Davido Digital Solutions

How Banks Make a Payslip a Corpse

There was a young lady who admired to be married to a young man with a Payslip. That lady not once she fell in love with working men, both young and the old, and majority of them exploited her. To her a Payslip meant a comfortable life. But, do you know some pay slips have no joy and are like an onion or a corpse?


Years gone, when I used to be a credit officer I encountered all sorts of pay slips on regular basis. I know what many people in various fields earn and without doubt the fact is business field though it does not have a pay slip is much better. People in business field lead a life that many people with a pay slip cannot afford.

Let, me educate you about a pay slip. A pay slip indicates total income one receives at the end of the month and what is deducted. One can have a pay of say ksh50,000/= but at the end of the month the amount that hits the account is like fresh onion.

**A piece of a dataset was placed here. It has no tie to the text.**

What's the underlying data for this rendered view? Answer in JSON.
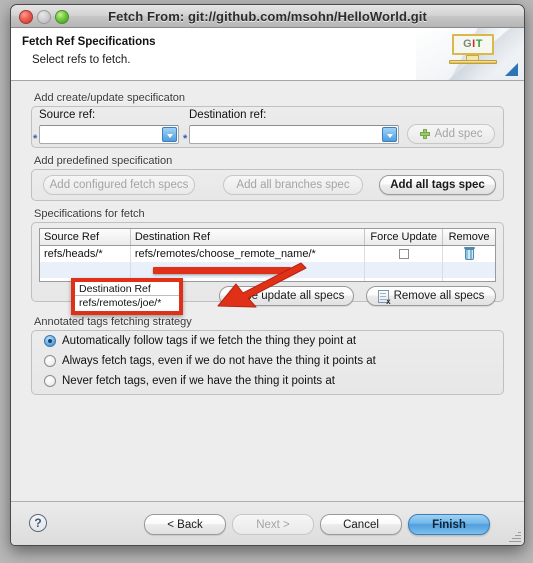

The major deductions on pay slips are; PAYE (tax), NHIF and loans one has with financial institutions and Sacco's. According to the law, an employee is supposed to go home with at least a third of his or her pay after the basic deductions. That is after PAYE, NSSF and NHIF. Therefore, a person who earns ksh50,000/=, and pays a PAYE of around 7,000/=, NHIF of around 1,300/= and NSSF of around 200/=, is supposed to take home at least around ksh14,000/= ((50,000-7,000-1,300-200)/3). But, in most cases many people with pay slips go home almost empty handed.

There is a evil mind that speaks to people once they get employed, especially, when the employment is permanent and pensionable. It directs them to banks to take loans. I have been a banker for more than 3 years and the truth is bank loans are not the best. If I could advise an ear that want to hear I would recommend a Sacco. Reason being, in a Sacco one is able to contain the appetite for borrowing due to share strength and one is able earns dividends.

The banks know new employees do not have shares in Sacco's that they can use to secure loans, and thus they lure new employees with loans that seem to be good but they are trap. When a banker tells you three pay slips only and an appointment letter is what is needed for you to get a loan of thousands if not a million know you might get into trouble in the rest of your life. For your information, there are employees in banks who manages relationship with institutions that employs people. Banks knows when new employees are reporting to work, be it in counties, parastatals, and the like and they come to market their accounts and loans products. At that time, new employees see angels.

The problem starts when one applies the loan. If the pay slip is clean the loan officer encourages the loan applicant to apply the maximum amount the pay slip can accommodate. That is where the one third rule comes into play with repayment schedule. In a normal case, a long term loan is supposed to take 5 to 6 yrs. But, a seasoned loan officers with a aim of killing the loan applicant completely writes a recommendation letter for the applicant to be given the loan with even 7 years! That means if the bank approves the loan application the applicant will live for the next 7 years with a pay of around 14,000/= per month. Now, how will one survive with that amount? The situation can be worsened if the applicant is the sole family breadwinner and the amount borrowed is not put into income generating activities. If you want to know about money borrowed for wrong purposes look for people who borrowed to buy land that lies idle or borrowed for consumption.

If you think banks leave your pay slip immediately long term loan hits your account forget about it. They know you still have an appetite for more money and the law does not allow them to strain your pay slip more, therefore, they present to you salary advance loans and mobile loans. They still want to remain with the ksh14,000/= that come in your account every month provided you do not change the pay point. If one does not look on his or her pay slip carefully, living on mobile loans and salary advance becomes the order of the day. And do not forget banks allow you to top up the loan after you have repaid a given amount or in case of a salary increment.